What Cohen got from three seasoned veterans was a chance to find her way around the courtroom and develop a style. She learned how to be respectful and compassionate toward the plaintiff’s witnesses—not just because it was the way to win but because it was the right thing to do.

“You notice how nice she is—that is not an act,” says Greer. “She can relate to anybody at any time. She can talk with poor people, she can talk with rich people. She is very much sensitive to making sure other people’s issues and feelings are put first. If you look at the coterie of her friends, it is different people from different walks of life.”

It’s fitting that Cohen listens to a rock band as tireless as she is. Behind the couch in her office is a color painting, Sympathy for the Devil, by Rolling Stones guitarist Ron Wood. On her desk, her business cards are held by silver-plated lips in the likeness of Mick Jagger. When the Stones tour, she doesn’t just get tickets, she gets front-row tickets.

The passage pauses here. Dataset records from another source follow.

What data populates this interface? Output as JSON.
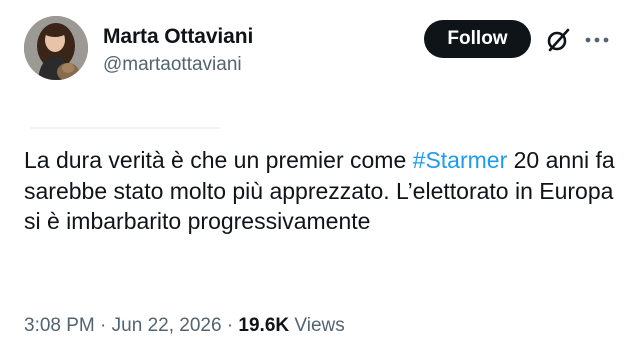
{
  "author": {
    "name": "Marta Ottaviani",
    "handle": "@martaottaviani",
    "avatar_icon": "profile-photo"
  },
  "actions": {
    "follow_label": "Follow",
    "grok_icon": "grok-icon",
    "more_icon": "more-horizontal-icon"
  },
  "tweet": {
    "text_before": "La dura verità è che un premier come ",
    "hashtag": "#Starmer",
    "text_after": " 20 anni fa sarebbe stato molto più apprezzato. L’elettorato in Europa si è imbarbarito progressivamente"
  },
  "meta": {
    "time": "3:08 PM",
    "separator": "·",
    "date": "Jun 22, 2026",
    "views_count": "19.6K",
    "views_label": "Views"
  },
  "colors": {
    "text": "#0f1419",
    "secondary": "#536471",
    "link": "#1d9bf0",
    "button": "#0f1419"
  }
}
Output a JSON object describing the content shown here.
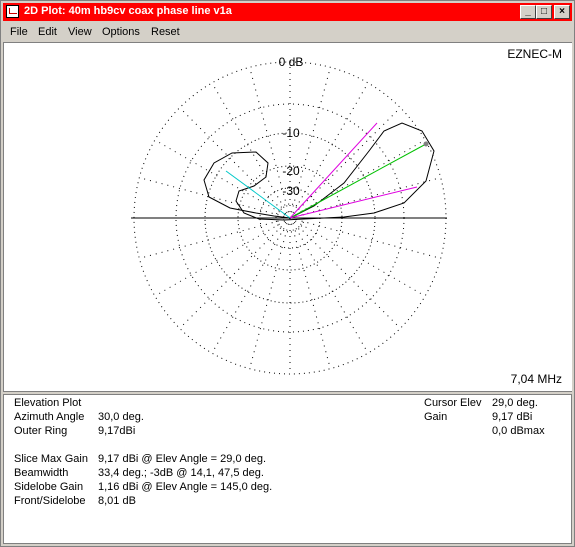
{
  "window": {
    "title": "2D Plot: 40m hb9cv coax phase line  v1a"
  },
  "titlebar_buttons": {
    "minimize": "_",
    "maximize": "□",
    "close": "×"
  },
  "menu": [
    "File",
    "Edit",
    "View",
    "Options",
    "Reset"
  ],
  "plot": {
    "program": "EZNEC-M",
    "frequency": "7,04 MHz",
    "ring_labels": [
      "0 dB",
      "-10",
      "-20",
      "-30"
    ],
    "colors": {
      "pattern": "#000000",
      "cursor": "#00c000",
      "beamwidth": "#e000e0",
      "sidelobe": "#00c8c8",
      "grid": "#000000"
    }
  },
  "info": {
    "plot_type": "Elevation Plot",
    "azimuth_label": "Azimuth Angle",
    "azimuth_value": "30,0 deg.",
    "outer_ring_label": "Outer Ring",
    "outer_ring_value": "9,17dBi",
    "slice_max_label": "Slice Max Gain",
    "slice_max_value": "9,17 dBi @ Elev Angle = 29,0 deg.",
    "beamwidth_label": "Beamwidth",
    "beamwidth_value": "33,4 deg.; -3dB @ 14,1, 47,5 deg.",
    "sidelobe_label": "Sidelobe Gain",
    "sidelobe_value": "1,16 dBi @ Elev Angle = 145,0 deg.",
    "fs_label": "Front/Sidelobe",
    "fs_value": "8,01 dB",
    "cursor_elev_label": "Cursor Elev",
    "cursor_elev_value": "29,0 deg.",
    "gain_label": "Gain",
    "gain_value": "9,17 dBi",
    "gain_max_value": "0,0 dBmax"
  }
}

“I love their energy, their drive, their unbridled passion for what they do,” says Cohen. “It’s the side of me that feels somewhat restrained by my law practice and their music just speaks to that other side of me.”

As for her famous winning streak? She knows it’s not spotless: she’s lost appeals, settled suits, etc. So she’s not afraid of it ending. What would unnerve her, though, is losing a case because of an error.

“People ask me about the streak but I don’t talk about it,” she says. “All I want to do is be able to go into any court and know I didn’t make any mistakes that hurt my client, and I was overly prepared.”